Spanish Artist Of Movement For The Opera

By Chris Trask

Skimming the internet for information on how to improve my voice quality, I connected with a voice teacher, Maria Todaro. Click-n-type, I made the appointment and arrived February 8th for my first lesson.

I overheard her husband Louis Otey, a baritone opera singer famous for singing in the world’s major international theaters, teaching a student on the internet. He walked out of the voice studio with his computer in his arms. I was greeted by the warm, inviting, beautiful smile of Maria Todaro, a French opera mezzo-soprano who is renowned for her virtuosity in the florid works of Rossini, Handel, Purcell, Vivaldi and Mozart, performing in Europe, the U.S. and South America. She is also a Co-Founder and Executive Director of The Phoenicia International Festival of the Voice. I modestly said,” I am here to learn how to breathe. I am a beginner.”

“You came to the right place,” she replied. Feeling calm and in tune with Maria immediately, I realized we were supposed to meet. I shared my world of ballroom dancing and connected her to the owner of Allstar dance studio whereby she shared her world as an accomplished pianist, conductor, librettist, actress, vocal teacher, stunt performer, painter and connected me with Rosa Mercedes.

Rosa, born in Barcelona, Spain, is an internationally acclaimed dancer and choreographer whose illustrious career in all of the styles of Spanish dance took her from dance companies to the world’s great opera houses, as principal dancer, choreographer and movement coach. She has had her work featured on the stages of The Metropolitan Opera, Teatro dell’Opera di Roma, Seattle Opera, Atlanta Opera, Michigan Opera Theatre, Baltimore Opera, Cincinnati Opera, Florentine Opera, Austin Lyric Opera, Dallas Opera, Florida Grand Opera, Tulsa Opera, Palm Beach Opera, and many others. She has choreographed such operas as Salome, Samson et Dalila, Aida, La Traviata, Carmen, Die Zauberflöte, Faust, Rigoletto, Lucia di Lammermoor, Un ballo in maschera, The Merry Widow, La Gioconda, Die Fledemaus, L’incoronazione de Poppea, and Romeo et Juliette, spanning a wide range of dance styles.

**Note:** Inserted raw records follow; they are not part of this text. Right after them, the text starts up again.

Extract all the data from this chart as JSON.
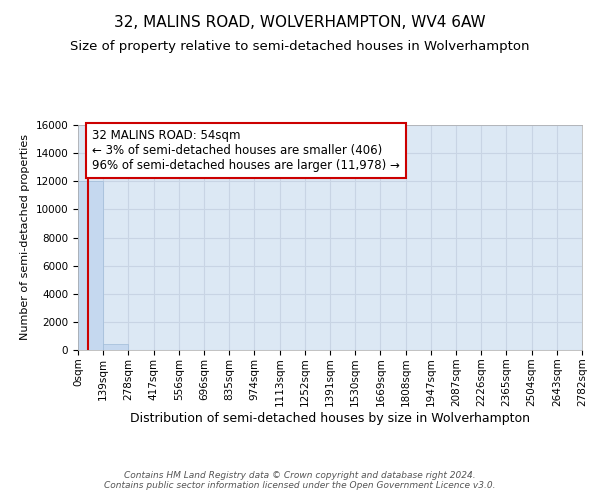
{
  "title_line1": "32, MALINS ROAD, WOLVERHAMPTON, WV4 6AW",
  "title_line2": "Size of property relative to semi-detached houses in Wolverhampton",
  "xlabel": "Distribution of semi-detached houses by size in Wolverhampton",
  "ylabel": "Number of semi-detached properties",
  "footer_line1": "Contains HM Land Registry data © Crown copyright and database right 2024.",
  "footer_line2": "Contains public sector information licensed under the Open Government Licence v3.0.",
  "annotation_line1": "32 MALINS ROAD: 54sqm",
  "annotation_line2": "← 3% of semi-detached houses are smaller (406)",
  "annotation_line3": "96% of semi-detached houses are larger (11,978) →",
  "property_size_sqm": 54,
  "bar_color": "#c5d8ef",
  "bar_edge_color": "#a0bcd8",
  "property_line_color": "#cc0000",
  "annotation_box_edgecolor": "#cc0000",
  "grid_color": "#c8d4e4",
  "background_color": "#dce8f4",
  "ylim": [
    0,
    16000
  ],
  "yticks": [
    0,
    2000,
    4000,
    6000,
    8000,
    10000,
    12000,
    14000,
    16000
  ],
  "bin_edges": [
    0,
    139,
    278,
    417,
    556,
    696,
    835,
    974,
    1113,
    1252,
    1391,
    1530,
    1669,
    1808,
    1947,
    2087,
    2226,
    2365,
    2504,
    2643,
    2782
  ],
  "bin_labels": [
    "0sqm",
    "139sqm",
    "278sqm",
    "417sqm",
    "556sqm",
    "696sqm",
    "835sqm",
    "974sqm",
    "1113sqm",
    "1252sqm",
    "1391sqm",
    "1530sqm",
    "1669sqm",
    "1808sqm",
    "1947sqm",
    "2087sqm",
    "2226sqm",
    "2365sqm",
    "2504sqm",
    "2643sqm",
    "2782sqm"
  ],
  "bar_heights": [
    12000,
    450,
    30,
    15,
    10,
    5,
    3,
    2,
    2,
    1,
    1,
    1,
    0,
    0,
    0,
    0,
    0,
    0,
    0,
    0
  ],
  "title_fontsize": 11,
  "subtitle_fontsize": 9.5,
  "ylabel_fontsize": 8,
  "xlabel_fontsize": 9,
  "tick_fontsize": 7.5,
  "annotation_fontsize": 8.5,
  "footer_fontsize": 6.5
}
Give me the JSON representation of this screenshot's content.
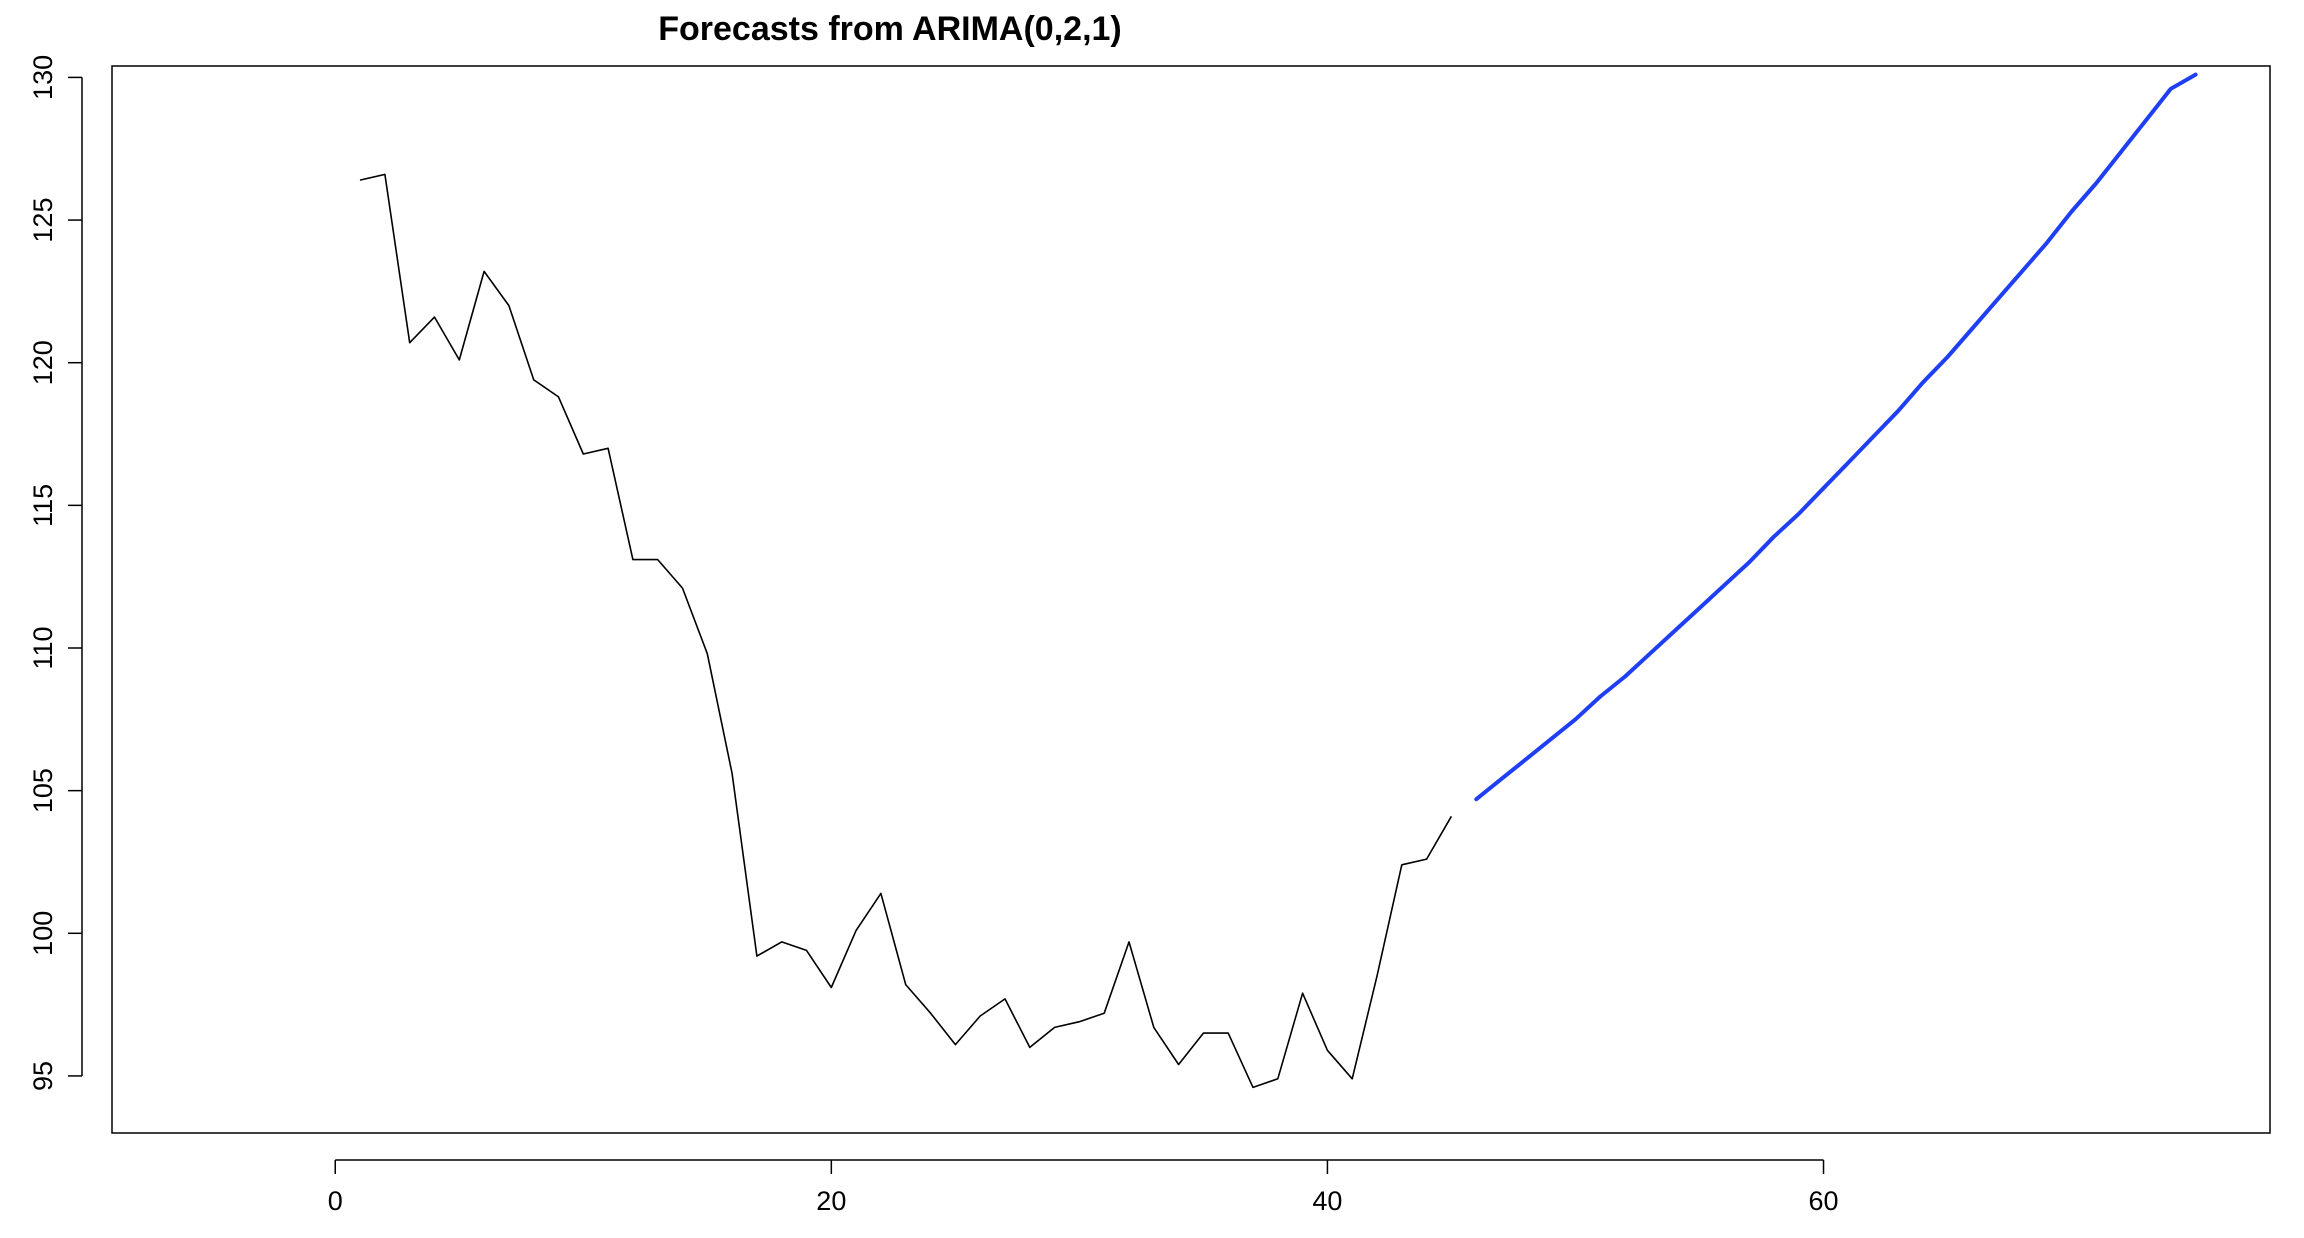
{
  "chart_data": {
    "type": "line",
    "title": "Forecasts from ARIMA(0,2,1)",
    "xlabel": "",
    "ylabel": "",
    "xlim": [
      -9,
      78
    ],
    "ylim": [
      93,
      130.4
    ],
    "x_ticks": [
      0,
      20,
      40,
      60
    ],
    "y_ticks": [
      95,
      100,
      105,
      110,
      115,
      120,
      125,
      130
    ],
    "grid": false,
    "legend": "none",
    "series": [
      {
        "role": "observed",
        "color": "#000000",
        "x": [
          1,
          2,
          3,
          4,
          5,
          6,
          7,
          8,
          9,
          10,
          11,
          12,
          13,
          14,
          15,
          16,
          17,
          18,
          19,
          20,
          21,
          22,
          23,
          24,
          25,
          26,
          27,
          28,
          29,
          30,
          31,
          32,
          33,
          34,
          35,
          36,
          37,
          38,
          39,
          40,
          41,
          42,
          43,
          44,
          45
        ],
        "values": [
          126.4,
          126.6,
          120.7,
          121.6,
          120.1,
          123.2,
          122.0,
          119.4,
          118.8,
          116.8,
          117.0,
          113.1,
          113.1,
          112.1,
          109.8,
          105.6,
          99.2,
          99.7,
          99.4,
          98.1,
          100.1,
          101.4,
          98.2,
          97.2,
          96.1,
          97.1,
          97.7,
          96.0,
          96.7,
          96.9,
          97.2,
          99.7,
          96.7,
          95.4,
          96.5,
          96.5,
          94.6,
          94.9,
          97.9,
          95.9,
          94.9,
          98.5,
          102.4,
          102.6,
          104.1
        ]
      },
      {
        "role": "forecast",
        "color": "#1f3ff5",
        "x": [
          46,
          47,
          48,
          49,
          50,
          51,
          52,
          53,
          54,
          55,
          56,
          57,
          58,
          59,
          60,
          61,
          62,
          63,
          64,
          65,
          66,
          67,
          68,
          69,
          70,
          71,
          72,
          73,
          74,
          75
        ],
        "values": [
          104.7,
          105.4,
          106.1,
          106.8,
          107.5,
          108.3,
          109.0,
          109.8,
          110.6,
          111.4,
          112.2,
          113.0,
          113.9,
          114.7,
          115.6,
          116.5,
          117.4,
          118.3,
          119.3,
          120.2,
          121.2,
          122.2,
          123.2,
          124.2,
          125.3,
          126.3,
          127.4,
          128.5,
          129.6,
          130.1
        ]
      }
    ]
  }
}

In addition to choreographing dancers for productions at major opera houses around the world, Rosa takes great pride in her individual work coaching singers in their preparation of roles that require special attention towards movement and physicality. “These are the moments you see an artists transform,” she explains. “I empower them, and that is so satisfying. They come with their character well thought out, with a deep understanding of what they would like to communicate, but often without the tools or breadth of physical vocabulary to bring those things out. My sessions with singers are about freeing them to express with their bodies the way they already are so accustomed to expressing with their voices. I love it!”

One of her greatest rewards is experiencing a singer’s performance that she has prepared,
and the gratitude and admiration they show for her--for her knowledge and expertise in ​
the art form, for her grace, her persistence in never giving up on them, and for her unique
and special way of sharing of her artistry in a way that elevates those around her.